The judges announced the last and final round, and it was about talking continuously for 1 hour but without any repetition of words. The topic was, “What Gandhi meant to Me.” The contestants got about 3 hours to prepare and could talk in any language. Many felt that once again that the competition was unfair to Murugan and Avatar was known for his oration. What they didn’t realize was Murugan in his mythological days was known as the Tamil God. The competition went live in the media. Avatar spoke first, which again gave him the advantage. But he repeated the words like ‘deshwasiyon’ often. Some recorded it to be 30 odd times. He talked of one Gandhi and the other which confused people but didn’t violate competition rules.
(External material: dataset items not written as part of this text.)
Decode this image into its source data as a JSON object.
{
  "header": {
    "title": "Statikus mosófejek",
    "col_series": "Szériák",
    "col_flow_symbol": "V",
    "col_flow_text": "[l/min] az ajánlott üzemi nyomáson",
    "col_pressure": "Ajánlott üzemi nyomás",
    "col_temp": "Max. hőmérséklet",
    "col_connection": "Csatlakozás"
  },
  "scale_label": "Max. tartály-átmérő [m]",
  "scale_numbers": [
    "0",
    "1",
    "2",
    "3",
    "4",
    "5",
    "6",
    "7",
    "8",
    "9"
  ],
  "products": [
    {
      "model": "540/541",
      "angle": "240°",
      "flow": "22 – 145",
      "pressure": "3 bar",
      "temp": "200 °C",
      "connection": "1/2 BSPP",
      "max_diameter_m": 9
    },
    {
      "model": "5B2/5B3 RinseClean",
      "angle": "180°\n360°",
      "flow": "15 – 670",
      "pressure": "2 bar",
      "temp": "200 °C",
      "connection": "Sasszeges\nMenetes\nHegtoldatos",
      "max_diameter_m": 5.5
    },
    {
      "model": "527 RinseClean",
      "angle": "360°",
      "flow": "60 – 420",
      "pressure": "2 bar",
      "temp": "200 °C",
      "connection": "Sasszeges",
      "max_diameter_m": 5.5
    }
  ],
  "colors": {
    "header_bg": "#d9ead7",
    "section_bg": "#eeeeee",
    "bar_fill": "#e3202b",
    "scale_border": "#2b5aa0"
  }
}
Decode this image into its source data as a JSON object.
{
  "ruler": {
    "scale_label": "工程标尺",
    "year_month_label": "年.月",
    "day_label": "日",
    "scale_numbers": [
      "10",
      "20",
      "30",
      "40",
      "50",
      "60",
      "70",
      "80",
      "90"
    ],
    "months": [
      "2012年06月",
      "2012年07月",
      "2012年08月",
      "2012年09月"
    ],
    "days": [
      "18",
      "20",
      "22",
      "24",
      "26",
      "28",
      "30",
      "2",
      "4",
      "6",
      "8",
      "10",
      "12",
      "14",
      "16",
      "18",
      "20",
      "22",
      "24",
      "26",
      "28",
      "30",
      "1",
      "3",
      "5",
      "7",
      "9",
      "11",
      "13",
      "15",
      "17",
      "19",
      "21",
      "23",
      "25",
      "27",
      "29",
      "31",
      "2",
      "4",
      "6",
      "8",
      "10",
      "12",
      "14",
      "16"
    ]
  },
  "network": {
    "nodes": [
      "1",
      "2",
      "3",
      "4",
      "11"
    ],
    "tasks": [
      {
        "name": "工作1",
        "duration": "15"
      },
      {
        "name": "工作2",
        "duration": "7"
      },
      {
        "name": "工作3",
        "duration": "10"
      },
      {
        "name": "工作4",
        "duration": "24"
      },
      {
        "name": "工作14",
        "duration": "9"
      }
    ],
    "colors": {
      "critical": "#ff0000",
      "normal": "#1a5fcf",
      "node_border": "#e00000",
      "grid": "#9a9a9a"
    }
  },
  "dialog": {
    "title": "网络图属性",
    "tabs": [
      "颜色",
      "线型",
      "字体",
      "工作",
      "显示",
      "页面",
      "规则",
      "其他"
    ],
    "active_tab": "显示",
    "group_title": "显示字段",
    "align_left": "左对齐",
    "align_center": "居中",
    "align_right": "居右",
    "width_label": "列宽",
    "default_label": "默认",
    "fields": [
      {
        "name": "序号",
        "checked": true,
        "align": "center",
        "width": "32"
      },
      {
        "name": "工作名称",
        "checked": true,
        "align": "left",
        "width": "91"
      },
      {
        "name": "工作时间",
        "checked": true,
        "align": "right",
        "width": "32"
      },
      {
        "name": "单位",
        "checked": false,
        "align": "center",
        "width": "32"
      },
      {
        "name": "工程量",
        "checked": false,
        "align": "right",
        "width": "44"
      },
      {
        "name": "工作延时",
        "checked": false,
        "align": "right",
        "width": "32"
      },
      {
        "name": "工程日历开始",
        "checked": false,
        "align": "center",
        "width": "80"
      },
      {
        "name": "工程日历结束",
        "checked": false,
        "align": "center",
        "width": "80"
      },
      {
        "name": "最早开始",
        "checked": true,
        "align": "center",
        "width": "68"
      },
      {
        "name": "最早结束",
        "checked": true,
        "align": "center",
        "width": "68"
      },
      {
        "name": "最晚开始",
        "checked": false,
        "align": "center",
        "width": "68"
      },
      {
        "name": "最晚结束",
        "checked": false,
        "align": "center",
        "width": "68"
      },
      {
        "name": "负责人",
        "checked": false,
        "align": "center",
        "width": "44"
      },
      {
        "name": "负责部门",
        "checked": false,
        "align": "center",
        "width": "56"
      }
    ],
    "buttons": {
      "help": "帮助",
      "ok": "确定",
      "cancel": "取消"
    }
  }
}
He spoke about his belief in ‘ahimsa’ and mentioned how he doesn’t even wield a kitchen knife. He spoke of how the Gandhis nurtured corruption in the country in the same breath. He talked about the fasting as an ‘ahimsa’ weapon but in the next sentence talked about vacation in a Bharata naval ship.
For Murugan, three hours was like eternity. He could memorize, edit, and rehearse as his mind functioned like the latest generation PC. He focussed on the early days of MK Gandhi, little less know facts only known to historians. When he started his eloquence transfixed the listeners. “The light went out of our lives” he began as he paraphrased the great leader’s speech when MK Gandhi was assassinated and went back in history. He talked of the time when Gandhi had asked a mother to come back with his child a few weeks later. So that he could stop eating sugar himself before he could advise the boy to do so. The vivid images of Gandhi being thrown out a coach on the train came to people as they heard Murugan’s eloquence. It could have been only Gandhi who brought some sanity in Gengal and Funjab amidst rioting mobs during partition times in the ancient land.
Avatar knew before Murugan completed his speech, his time has come. When Murugan took a bow in front of the audience, he didn’t see Avatar. He had vanquished Avatar in a “fight without fighting.”
Epilogue: Avatar had gone back to his native and had founded a start-up called “Chaiwallah.” He was known as Nomoh in his native land. He still had a massive following for his original latte tea. Sometimes the party poopers visited him and while sipping chai and heard his margadarshan (advice). Finally, at least for him achche din has come.